Post: #1512
(26-02-2018, 00:02)ferdydurke napisał(a): (...)
W tym roku na Rosenmontag poraz trzeci z koleji zakpiono w Duesseldorfie z wodza narodu i polski odgłos niezadowolenia rozniósł się po całym świecie.
Przeciw humorowi karnawalistów z D-dorfu protestowali Polacy na obu półkulach, od Sydney po Chicago, oraz od Johannesburga po Oslo.
Jak więc to z nami jest?
Mamy poczucie humoru, czy jest to tylko mit?
A gdzie to było słychać ten głos niezadowolenia

I kim są niby ci protestujacy Polacy od Sydney po Chicago?
Nie przesadzajmy!
Karnawalem w NRW tak się znowu nie interesują....ani w Ameryce ani w Australii.
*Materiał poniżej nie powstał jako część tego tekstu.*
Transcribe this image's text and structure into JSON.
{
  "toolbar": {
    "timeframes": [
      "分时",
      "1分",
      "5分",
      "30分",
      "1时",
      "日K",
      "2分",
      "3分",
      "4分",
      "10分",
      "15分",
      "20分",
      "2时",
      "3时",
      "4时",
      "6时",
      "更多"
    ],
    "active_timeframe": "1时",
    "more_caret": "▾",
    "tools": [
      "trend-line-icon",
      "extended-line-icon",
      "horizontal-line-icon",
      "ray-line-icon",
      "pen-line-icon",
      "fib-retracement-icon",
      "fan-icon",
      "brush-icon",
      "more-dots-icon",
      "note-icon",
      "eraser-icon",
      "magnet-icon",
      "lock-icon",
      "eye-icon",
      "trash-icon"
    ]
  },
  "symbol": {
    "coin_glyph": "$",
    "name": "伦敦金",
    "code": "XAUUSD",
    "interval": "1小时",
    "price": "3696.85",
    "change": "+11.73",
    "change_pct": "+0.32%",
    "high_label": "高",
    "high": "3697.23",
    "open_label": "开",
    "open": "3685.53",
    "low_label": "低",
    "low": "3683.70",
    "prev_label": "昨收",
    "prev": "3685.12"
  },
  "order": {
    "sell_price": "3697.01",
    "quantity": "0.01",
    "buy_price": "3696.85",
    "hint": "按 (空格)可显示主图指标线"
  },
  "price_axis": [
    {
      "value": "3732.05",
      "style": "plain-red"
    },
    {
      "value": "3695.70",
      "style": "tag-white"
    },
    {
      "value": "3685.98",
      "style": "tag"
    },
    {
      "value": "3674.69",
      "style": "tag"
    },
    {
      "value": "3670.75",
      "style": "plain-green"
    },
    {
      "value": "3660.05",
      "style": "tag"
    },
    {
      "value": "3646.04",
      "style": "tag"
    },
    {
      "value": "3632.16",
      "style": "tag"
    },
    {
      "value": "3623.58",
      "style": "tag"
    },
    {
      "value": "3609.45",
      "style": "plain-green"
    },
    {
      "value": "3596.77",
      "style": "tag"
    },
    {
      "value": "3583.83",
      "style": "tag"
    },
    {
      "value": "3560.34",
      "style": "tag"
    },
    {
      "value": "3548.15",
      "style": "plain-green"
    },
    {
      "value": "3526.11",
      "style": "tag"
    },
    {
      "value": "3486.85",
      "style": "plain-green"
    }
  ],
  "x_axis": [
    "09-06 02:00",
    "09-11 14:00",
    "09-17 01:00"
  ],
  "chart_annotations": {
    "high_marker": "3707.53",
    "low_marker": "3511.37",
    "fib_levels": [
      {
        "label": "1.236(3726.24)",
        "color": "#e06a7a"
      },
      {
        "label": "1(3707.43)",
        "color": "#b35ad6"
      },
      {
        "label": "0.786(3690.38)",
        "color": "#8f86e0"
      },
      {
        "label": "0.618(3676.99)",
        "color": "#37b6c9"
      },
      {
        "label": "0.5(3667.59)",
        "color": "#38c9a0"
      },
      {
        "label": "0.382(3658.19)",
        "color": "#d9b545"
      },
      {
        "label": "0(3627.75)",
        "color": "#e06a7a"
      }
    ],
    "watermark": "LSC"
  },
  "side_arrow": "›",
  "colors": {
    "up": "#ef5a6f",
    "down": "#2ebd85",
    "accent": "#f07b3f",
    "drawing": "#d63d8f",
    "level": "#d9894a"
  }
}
Ani chyba w Polsce też nie.
Ja te kukły widziałam i jakoś nie wywołały one mojego oburzenia.
Karnawał kieruje się swoimi prawami i kto o tym nie wie nie powinien w nim ani brać udziału ani go oglądać.
Jak dla mnie Polacy mają wyśmienite poczucie humoru.
Oczywiście nie wszyscy potrafią śmiać się również z siebie samych, ale to jest wyższa szkoła jazdy, którą nie każdemu udało się ukończyć z powodzeniem.
Dzisiaj byłam na występie Filharmonii Dowcipu i Waldemara Malickiego.
Poczucie humoru z najwyższej półki. Fenomenalne.